The all-request "Nite Owl" was a popular weekend feature, and a "Waveform of the Week" was broadcast for the enjoyment of MIT students watching the program on oscilloscopes. Since the station allowed a certain amount of non-students to conduct shows, WTBS was able to tap into the active music and arts community in the Cambridge-Boston area and was acknowledged as the metropolitan area's most eclectic station of the era, featuring jazz, folk music, rhythm and blues, classical music and among the first programs featuring the emerging "underground rock" music in the 1960s and the "new wave" music in the 1970s.

In 1978, Ted Turner, then operator of Atlanta, Georgia television station WTCG, wanted to use the call letters "WTBS", for Turner Broadcasting System.

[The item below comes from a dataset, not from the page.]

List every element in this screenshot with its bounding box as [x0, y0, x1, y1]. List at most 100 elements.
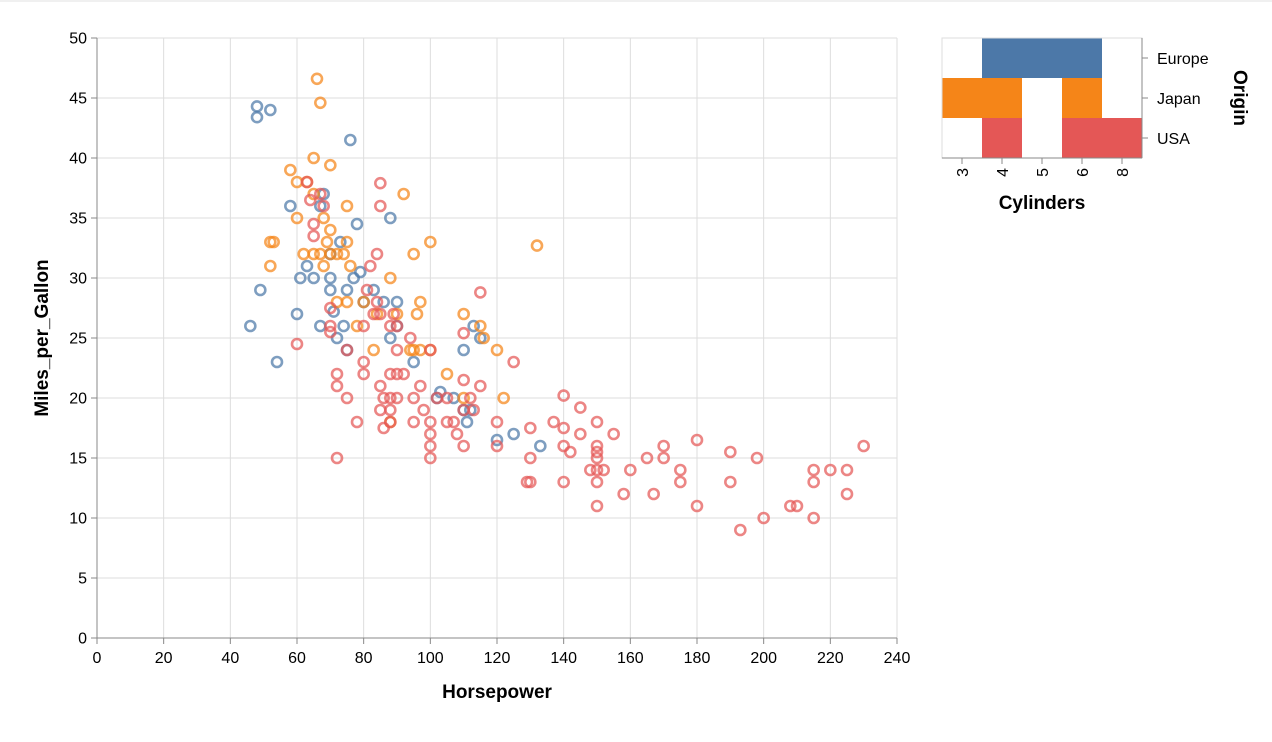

Although call letters technically are not for sale, Turner and WTBS worked out a stratagem whereby Turner gave a $25,000 donation to WTBS, with an agreement that WTBS would apply for new call letters, with a second donation of $25,000 promised if the FCC were to grant the letters "WTBS" to Turner. WTBS used the donation for new transmitter equipment, and on November 10, 1979, the station's call letters became WMBR, for "Walker Memorial Basement Radio", with 200 watts of power, later increased to 720 watts.